Binder says the Army is proud of the history of the depot and the support it has gotten from the community. "The risks, although they’re small, of continued storage are greater than the risks of disposal of this ammunition," she says.

The Army operates another incinerator in Tooele, Utah, 35 miles from Salt Lake City. In December 1998 approximately 140 gallons of sarin spilled while being fed into the incinerator, raising questions about the safety of operations. At a National Press Club news conference on January 11, 2000, Gary Harris, a former chief permit coordinator at the Tooele Chemical Agent Disposal Facility, claimed that test burn reports were falsified to avoid revealing that the incinerator could not safely burn the agent found in many munitions. "As permit coordinator I was directed to submit modifications to the plant that did not comply with federal law. I reported health, safety and environmental issues to the contractor and the Army, which I was directed not to bring to the attention of the State under the threat of losing my job."

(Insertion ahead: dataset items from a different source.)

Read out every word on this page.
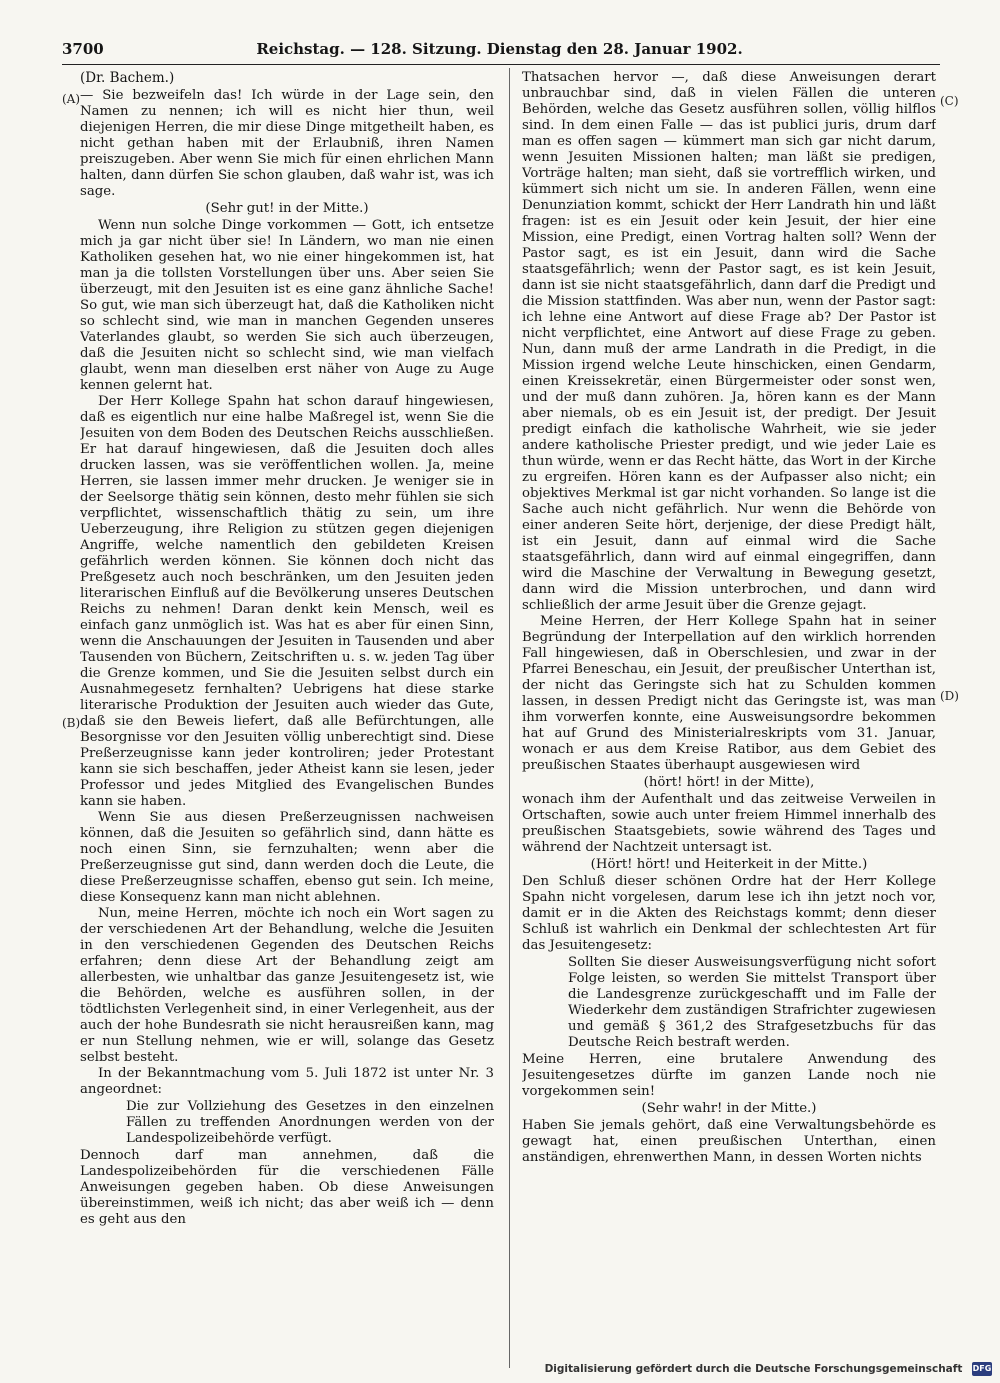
3700	Reichstag. — 128. Sitzung. Dienstag den 28. Januar 1902.
(A)
(B)
(C)
(D)

(Dr. Bachem.)

— Sie bezweifeln das! Ich würde in der Lage sein, den Namen zu nennen; ich will es nicht hier thun, weil diejenigen Herren, die mir diese Dinge mitgetheilt haben, es nicht gethan haben mit der Erlaubniß, ihren Namen preiszugeben. Aber wenn Sie mich für einen ehrlichen Mann halten, dann dürfen Sie schon glauben, daß wahr ist, was ich sage.

(Sehr gut! in der Mitte.)

Wenn nun solche Dinge vorkommen — Gott, ich entsetze mich ja gar nicht über sie! In Ländern, wo man nie einen Katholiken gesehen hat, wo nie einer hingekommen ist, hat man ja die tollsten Vorstellungen über uns. Aber seien Sie überzeugt, mit den Jesuiten ist es eine ganz ähnliche Sache! So gut, wie man sich überzeugt hat, daß die Katholiken nicht so schlecht sind, wie man in manchen Gegenden unseres Vaterlandes glaubt, so werden Sie sich auch überzeugen, daß die Jesuiten nicht so schlecht sind, wie man vielfach glaubt, wenn man dieselben erst näher von Auge zu Auge kennen gelernt hat.

Der Herr Kollege Spahn hat schon darauf hingewiesen, daß es eigentlich nur eine halbe Maßregel ist, wenn Sie die Jesuiten von dem Boden des Deutschen Reichs ausschließen. Er hat darauf hingewiesen, daß die Jesuiten doch alles drucken lassen, was sie veröffentlichen wollen. Ja, meine Herren, sie lassen immer mehr drucken. Je weniger sie in der Seelsorge thätig sein können, desto mehr fühlen sie sich verpflichtet, wissenschaftlich thätig zu sein, um ihre Ueberzeugung, ihre Religion zu stützen gegen diejenigen Angriffe, welche namentlich den gebildeten Kreisen gefährlich werden können. Sie können doch nicht das Preßgesetz auch noch beschränken, um den Jesuiten jeden literarischen Einfluß auf die Bevölkerung unseres Deutschen Reichs zu nehmen! Daran denkt kein Mensch, weil es einfach ganz unmöglich ist. Was hat es aber für einen Sinn, wenn die Anschauungen der Jesuiten in Tausenden und aber Tausenden von Büchern, Zeitschriften u. s. w. jeden Tag über die Grenze kommen, und Sie die Jesuiten selbst durch ein Ausnahmegesetz fernhalten? Uebrigens hat diese starke literarische Produktion der Jesuiten auch wieder das Gute, daß sie den Beweis liefert, daß alle Befürchtungen, alle Besorgnisse vor den Jesuiten völlig unberechtigt sind. Diese Preßerzeugnisse kann jeder kontroliren; jeder Protestant kann sie sich beschaffen, jeder Atheist kann sie lesen, jeder Professor und jedes Mitglied des Evangelischen Bundes kann sie haben.

Wenn Sie aus diesen Preßerzeugnissen nachweisen können, daß die Jesuiten so gefährlich sind, dann hätte es noch einen Sinn, sie fernzuhalten; wenn aber die Preßerzeugnisse gut sind, dann werden doch die Leute, die diese Preßerzeugnisse schaffen, ebenso gut sein. Ich meine, diese Konsequenz kann man nicht ablehnen.

Nun, meine Herren, möchte ich noch ein Wort sagen zu der verschiedenen Art der Behandlung, welche die Jesuiten in den verschiedenen Gegenden des Deutschen Reichs erfahren; denn diese Art der Behandlung zeigt am allerbesten, wie unhaltbar das ganze Jesuitengesetz ist, wie die Behörden, welche es ausführen sollen, in der tödtlichsten Verlegenheit sind, in einer Verlegenheit, aus der auch der hohe Bundesrath sie nicht herausreißen kann, mag er nun Stellung nehmen, wie er will, solange das Gesetz selbst besteht.

In der Bekanntmachung vom 5. Juli 1872 ist unter Nr. 3 angeordnet:

Die zur Vollziehung des Gesetzes in den einzelnen Fällen zu treffenden Anordnungen werden von der Landespolizeibehörde verfügt.

Dennoch darf man annehmen, daß die Landespolizeibehörden für die verschiedenen Fälle Anweisungen gegeben haben. Ob diese Anweisungen übereinstimmen, weiß ich nicht; das aber weiß ich — denn es geht aus den

Thatsachen hervor —, daß diese Anweisungen derart unbrauchbar sind, daß in vielen Fällen die unteren Behörden, welche das Gesetz ausführen sollen, völlig hilflos sind. In dem einen Falle — das ist publici juris, drum darf man es offen sagen — kümmert man sich gar nicht darum, wenn Jesuiten Missionen halten; man läßt sie predigen, Vorträge halten; man sieht, daß sie vortrefflich wirken, und kümmert sich nicht um sie. In anderen Fällen, wenn eine Denunziation kommt, schickt der Herr Landrath hin und läßt fragen: ist es ein Jesuit oder kein Jesuit, der hier eine Mission, eine Predigt, einen Vortrag halten soll? Wenn der Pastor sagt, es ist ein Jesuit, dann wird die Sache staatsgefährlich; wenn der Pastor sagt, es ist kein Jesuit, dann ist sie nicht staatsgefährlich, dann darf die Predigt und die Mission stattfinden. Was aber nun, wenn der Pastor sagt: ich lehne eine Antwort auf diese Frage ab? Der Pastor ist nicht verpflichtet, eine Antwort auf diese Frage zu geben. Nun, dann muß der arme Landrath in die Predigt, in die Mission irgend welche Leute hinschicken, einen Gendarm, einen Kreissekretär, einen Bürgermeister oder sonst wen, und der muß dann zuhören. Ja, hören kann es der Mann aber niemals, ob es ein Jesuit ist, der predigt. Der Jesuit predigt einfach die katholische Wahrheit, wie sie jeder andere katholische Priester predigt, und wie jeder Laie es thun würde, wenn er das Recht hätte, das Wort in der Kirche zu ergreifen. Hören kann es der Aufpasser also nicht; ein objektives Merkmal ist gar nicht vorhanden. So lange ist die Sache auch nicht gefährlich. Nur wenn die Behörde von einer anderen Seite hört, derjenige, der diese Predigt hält, ist ein Jesuit, dann auf einmal wird die Sache staatsgefährlich, dann wird auf einmal eingegriffen, dann wird die Maschine der Verwaltung in Bewegung gesetzt, dann wird die Mission unterbrochen, und dann wird schließlich der arme Jesuit über die Grenze gejagt.

Meine Herren, der Herr Kollege Spahn hat in seiner Begründung der Interpellation auf den wirklich horrenden Fall hingewiesen, daß in Oberschlesien, und zwar in der Pfarrei Beneschau, ein Jesuit, der preußischer Unterthan ist, der nicht das Geringste sich hat zu Schulden kommen lassen, in dessen Predigt nicht das Geringste ist, was man ihm vorwerfen konnte, eine Ausweisungsordre bekommen hat auf Grund des Ministerialreskripts vom 31. Januar, wonach er aus dem Kreise Ratibor, aus dem Gebiet des preußischen Staates überhaupt ausgewiesen wird

(hört! hört! in der Mitte),

wonach ihm der Aufenthalt und das zeitweise Verweilen in Ortschaften, sowie auch unter freiem Himmel innerhalb des preußischen Staatsgebiets, sowie während des Tages und während der Nachtzeit untersagt ist.

(Hört! hört! und Heiterkeit in der Mitte.)

Den Schluß dieser schönen Ordre hat der Herr Kollege Spahn nicht vorgelesen, darum lese ich ihn jetzt noch vor, damit er in die Akten des Reichstags kommt; denn dieser Schluß ist wahrlich ein Denkmal der schlechtesten Art für das Jesuitengesetz:

Sollten Sie dieser Ausweisungsverfügung nicht sofort Folge leisten, so werden Sie mittelst Transport über die Landesgrenze zurückgeschafft und im Falle der Wiederkehr dem zuständigen Strafrichter zugewiesen und gemäß § 361,2 des Strafgesetzbuchs für das Deutsche Reich bestraft werden.

Meine Herren, eine brutalere Anwendung des Jesuitengesetzes dürfte im ganzen Lande noch nie vorgekommen sein!

(Sehr wahr! in der Mitte.)

Haben Sie jemals gehört, daß eine Verwaltungsbehörde es gewagt hat, einen preußischen Unterthan, einen anständigen, ehrenwerthen Mann, in dessen Worten nichts

Digitalisierung gefördert durch die Deutsche Forschungsgemeinschaft DFG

On January 12, the Pentagon said it was confident Harris’ allegations would be proven untrue. "The citizens of Utah and of the United States can rest assured that the Army will continue its mission to effectively and safely eliminate this country’s stockpile of obsolete chemical weapons," said the Army. "This mission will be completed, and the Army will provide maximum protection to the human health and the environment."

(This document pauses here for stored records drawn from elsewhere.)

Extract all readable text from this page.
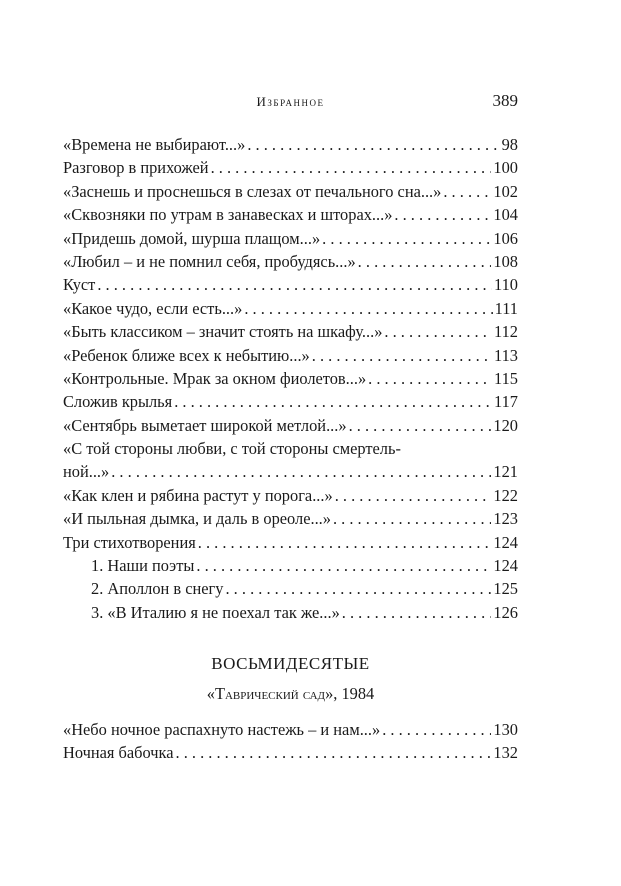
Избранное	389
«Времена не выбирают...» . . .	98
Разговор в прихожей . . .	100
«Заснешь и проснешься в слезах от печального сна...» . . .	102
«Сквозняки по утрам в занавесках и шторах...» . . .	104
«Придешь домой, шурша плащом...» . . .	106
«Любил – и не помнил себя, пробудясь...» . . .	108
Куст . . .	110
«Какое чудо, если есть...» . . .	111
«Быть классиком – значит стоять на шкафу...» . . .	112
«Ребенок ближе всех к небытию...» . . .	113
«Контрольные. Мрак за окном фиолетов...» . . .	115
Сложив крылья . . .	117
«Сентябрь выметает широкой метлой...» . . .	120
«С той стороны любви, с той стороны смертель-
ной...» . . .	121
«Как клен и рябина растут у порога...» . . .	122
«И пыльная дымка, и даль в ореоле...» . . .	123
Три стихотворения . . .	124
1. Наши поэты . . .	124
2. Аполлон в снегу . . .	125
3. «В Италию я не поехал так же...» . . .	126
ВОСЬМИДЕСЯТЫЕ
«Таврический сад», 1984
«Небо ночное распахнуто настежь – и нам...» . . .	130
Ночная бабочка . . .	132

Residents of Umatilla have their own reasons to be concerned about the safety of incineration. A mysterious illness struck 36 workers at the Umatilla incinerator construction site on September 15, 1999. Overcome by fumes, some of them began to cough, choke and vomit. Initially the Army thought a possible cause for the illness was toxic fumes created by the heating of materials during the normal construction process. Weeks later Raytheon released a statement saying it found pepper spray contamination in clothing samples, but a U.S. Occupational Safety and Health Administration (OSHA) analysis failed to confirm those findings.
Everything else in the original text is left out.